069P London, UK Pharmacology 2017 |
Hazards of using “masking protocols” when performing ligand binding assays: lessons to be learned from the sigma-1 and sigma-2 receptors
Introduction: Sigma-2 receptors are emerging cancer therapeutic targets [1]. Unfortunately, quantitation of sigma-2 receptors frequently employs the use of the non-selective pan sigma radioligand, di-O-tolyl guanidine (DTG) in the presence of sigma-1 selective agents ((+) pentazocine or dextrallorphan) to “mask” this receptor [2, 3]. Here, we explain why this approach should not be used.
Methods: We have calculated saturation and competition binding data using previously published affinities of sigma ligands [4, 5, 6] using standard rectangular hyperbolic and sigmoidal parameters. We have determined how many sigma-1 receptors remain masked and how many sigma-2 receptors are undiscovered using these protocols. Data analysis has been performed using GraphPad Prism.
Results: Modelling the two concentrations of (+) pentazocine widely used in “masking” protocols (100 nM [2], 1 μM [3]), we calculate that 85-99% of sigma-1 receptors are bound; additionally, 1-58% of sigma-2 receptors are also bound. The addition of the non-selective radioligand [3H] DTG at concentrations frequently used for saturation binding of sigma-2 receptors (up 256 nM) can compete out up to 51% of (+) pentazocine from sigma-1 receptors. In contrast, up to 27% of sigma-2 receptors may remain bound by (+) pentazocine. Modelling performed using dextrallorphan (1 μM) identifies that it would bind 86-98% of sigma-1 receptors and 2.2-6.3% of sigma-2 receptors. DTG would displace up to 16% of dextrallorphan from sigma-1 receptors. Up to 15% of the dextrallorphan would also remain bound to sigma-2 receptors.

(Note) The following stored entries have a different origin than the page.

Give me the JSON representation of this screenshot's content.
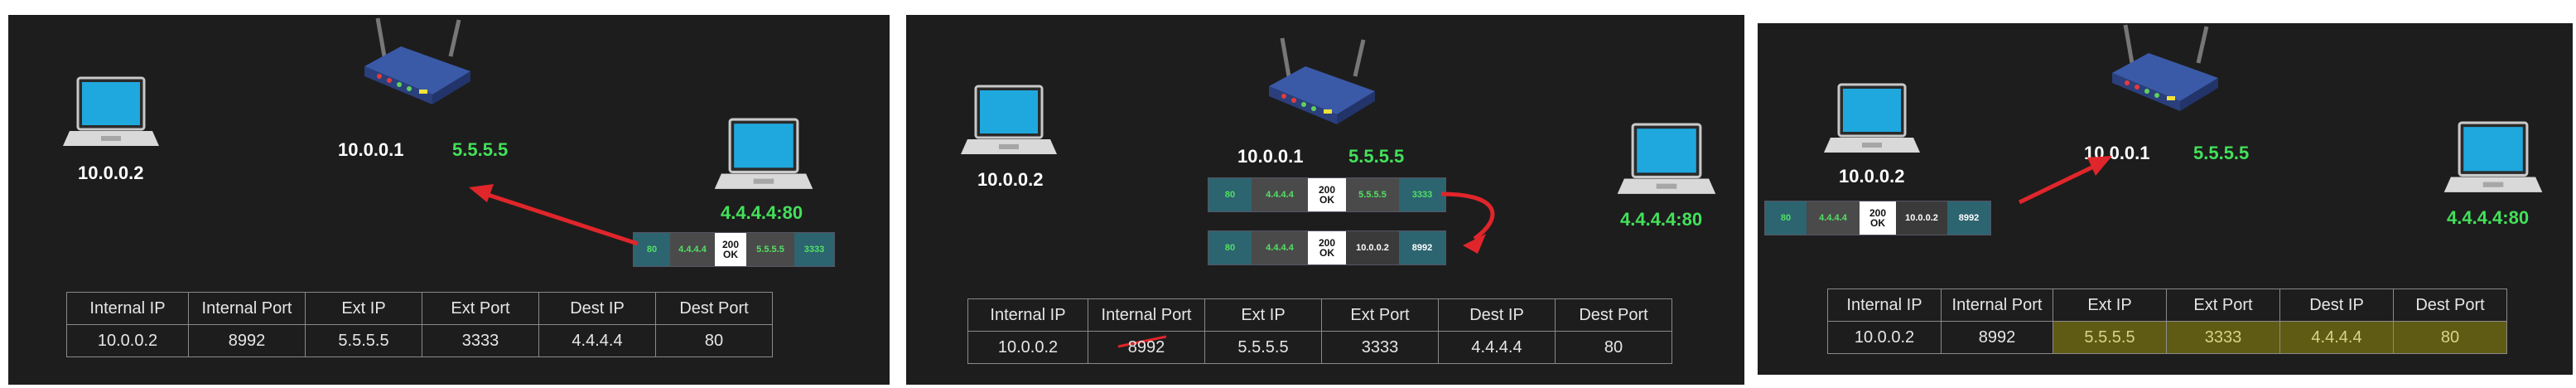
{
  "panels": [
    {
      "left_laptop_ip": "10.0.0.2",
      "router_private_ip": "10.0.0.1",
      "router_public_ip": "5.5.5.5",
      "server_ip": "4.4.4.4:80",
      "packets": [
        {
          "segments": [
            "80",
            "4.4.4.4",
            "200 OK",
            "5.5.5.5",
            "3333"
          ]
        }
      ],
      "table": {
        "headers": [
          "Internal IP",
          "Internal Port",
          "Ext IP",
          "Ext Port",
          "Dest IP",
          "Dest Port"
        ],
        "row": [
          "10.0.0.2",
          "8992",
          "5.5.5.5",
          "3333",
          "4.4.4.4",
          "80"
        ]
      }
    },
    {
      "left_laptop_ip": "10.0.0.2",
      "router_private_ip": "10.0.0.1",
      "router_public_ip": "5.5.5.5",
      "server_ip": "4.4.4.4:80",
      "packets": [
        {
          "segments": [
            "80",
            "4.4.4.4",
            "200 OK",
            "5.5.5.5",
            "3333"
          ]
        },
        {
          "segments": [
            "80",
            "4.4.4.4",
            "200 OK",
            "10.0.0.2",
            "8992"
          ]
        }
      ],
      "table": {
        "headers": [
          "Internal IP",
          "Internal Port",
          "Ext IP",
          "Ext Port",
          "Dest IP",
          "Dest Port"
        ],
        "row": [
          "10.0.0.2",
          "8992",
          "5.5.5.5",
          "3333",
          "4.4.4.4",
          "80"
        ]
      }
    },
    {
      "left_laptop_ip": "10.0.0.2",
      "router_private_ip": "10.0.0.1",
      "router_public_ip": "5.5.5.5",
      "server_ip": "4.4.4.4:80",
      "packets": [
        {
          "segments": [
            "80",
            "4.4.4.4",
            "200 OK",
            "10.0.0.2",
            "8992"
          ]
        }
      ],
      "table": {
        "headers": [
          "Internal IP",
          "Internal Port",
          "Ext IP",
          "Ext Port",
          "Dest IP",
          "Dest Port"
        ],
        "row": [
          "10.0.0.2",
          "8992",
          "5.5.5.5",
          "3333",
          "4.4.4.4",
          "80"
        ]
      }
    }
  ],
  "colors": {
    "background": "#1d1d1d",
    "public_ip_green": "#43e15a",
    "arrow_red": "#e0262b",
    "highlight": "#5f5b14"
  }
}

Conclusions: The protocols currently used are misleading, and will label a significant proportion of sigma-1 receptors when quantifying sigma-2 receptors. These results may explain why all systems tested appear to have sigma-2 receptors. We advise researchers to stop using such masking protocols.
References:
[1] van Waarde A et al., (2015) Biochim Biophys Acta 1848: 2703-2714;
[2] Chu UB and Ruoho AE (2015) Curr Protoc Pharmacol71: 1.34.1-1.34.21;
[3] Abate C et al., Eur J Med Chem 69: 920-930;
[4] Xu R et al., (2015) Bioorg Med Chem 23: 222-230;
[5] Vilner BJ and Bowen WD (2000) J Pharmacol Exp Ther 292: 900-911;
[6] Lever JR et al., (2006) Synapse 59: 350-358.